The animals will taste it—once—but the fleas never learn.

Pretty sure the fleas taste it just once, also. 🙂

 


Comment from Deborah
Time: June 21, 2013, 4:59 pm

Thanks Alice! Murky writing is my specialty 🙂

 


Comment from BookGeek
Time: June 21, 2013, 5:16 pm

“It’s one thing to poison a flea, it’s another to feed your local bugs broken glass and razorblades.”

Yep. And both methods result in dead fleas. I fail to see the moral quandary. Am I evil? (shrug) Perhaps … but I will be a flea-free baddy!

 


Comment from Mija Cat
Time: June 21, 2013, 5:48 pm

Deborah – does that work on red-light cameras too?

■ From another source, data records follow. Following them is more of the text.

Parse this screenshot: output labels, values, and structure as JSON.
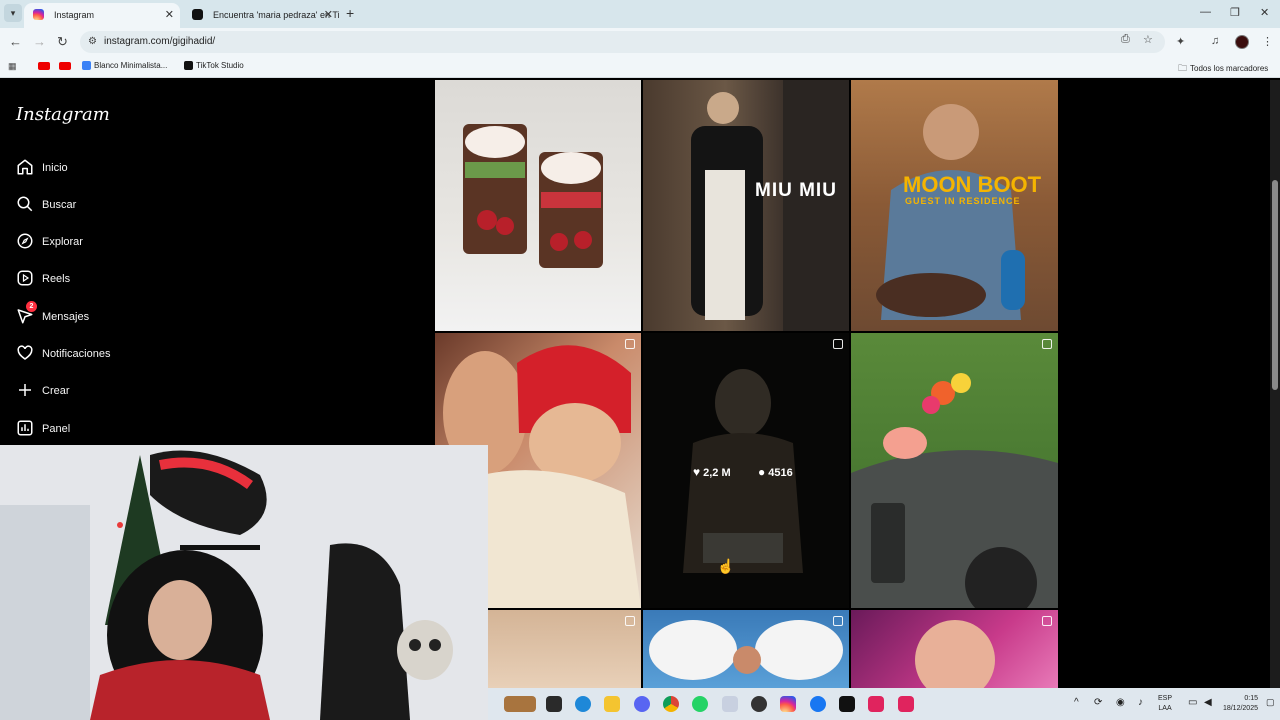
{
  "browser": {
    "tabs": [
      {
        "title": "Instagram",
        "active": true
      },
      {
        "title": "Encuentra 'maria pedraza' en TikTok",
        "active": false
      }
    ],
    "url": "instagram.com/gigihadid/",
    "bookmarks": [
      "Blanco Minimalista...",
      "TikTok Studio"
    ],
    "all_bookmarks": "Todos los marcadores"
  },
  "sidebar": {
    "logo": "Instagram",
    "items": [
      {
        "label": "Inicio",
        "icon": "home-icon"
      },
      {
        "label": "Buscar",
        "icon": "search-icon"
      },
      {
        "label": "Explorar",
        "icon": "compass-icon"
      },
      {
        "label": "Reels",
        "icon": "reels-icon"
      },
      {
        "label": "Mensajes",
        "icon": "messenger-icon",
        "badge": "2"
      },
      {
        "label": "Notificaciones",
        "icon": "heart-icon"
      },
      {
        "label": "Crear",
        "icon": "plus-icon"
      },
      {
        "label": "Panel",
        "icon": "chart-icon"
      }
    ]
  },
  "posts": {
    "p2_text": "MIU MIU",
    "p3_title": "MOON BOOT",
    "p3_sub": "GUEST IN RESIDENCE",
    "hover_likes": "2,2 M",
    "hover_comments": "4516"
  },
  "taskbar": {
    "lang_top": "ESP",
    "lang_bottom": "LAA",
    "time": "0:15",
    "date": "18/12/2025"
  },
  "colors": {
    "ig_bg": "#000000",
    "badge": "#ff3040",
    "browser_chrome": "#f1f6f9"
  }
}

S.Weasel – I spread diatom skeletons around the house, serves as a warning for others, and keeps the ants and other creepy-crawlies outdoors!

Mew

 


Comment from twolaneflash
Time: June 21, 2013, 6:46 pm

Democrats are reincarnated as fleas because they didn’t pester and kill enough people, while existing as subhuman blood-sucking parasites, in their former life.

 


Comment from S. Weasel
Time: June 21, 2013, 8:10 pm

Thing is, BookGeek, I sit out in the garden a lot. Reading mostly. Several times a day, one or other species of tiny goofy-looking insects with bobbly antennae lands on my book, staggers around for a minute, and bumbles off. I’ve never been a bug person, but I’ve got quite fond of the insect kingdom in my yard. Won’t stop me going after the fleas, I just hate killing the silly inoffensive bugs.

 


Comment from S. Weasel
Time: June 21, 2013, 8:11 pm

I’m going to end up a Jain, I swear to Dog.

 


Comment from Stark Dickflüssig
Time: June 21, 2013, 9:15 pm

A Jain?!
https://www.youtube.com/watch?v=ec7eYnGcoW8

 


Comment from Bob Mulroy
Time: June 21, 2013, 10:06 pm

Wolfus:

Pyrethoids are nearly non-toxic to warm blooded critters. Your cats might have a sensitivity to the carrier powder (usually talc or diatomaceous earth,) but that’s mighty rare.

I’ve dusted my cats directly on occasion, it hasn’t hurt them yet.

 


Comment from Bob Mulroy
Time: June 24, 2013, 1:12 am

When a friend returned from a mission in Zambia, she brought us two collages made of moth and butterfly wings. they are very nice, but kind of creepy.

 


Comment from Oldcat
Time: June 24, 2013, 3:26 am

Powdered boric acid crystals are also good for killing bugs.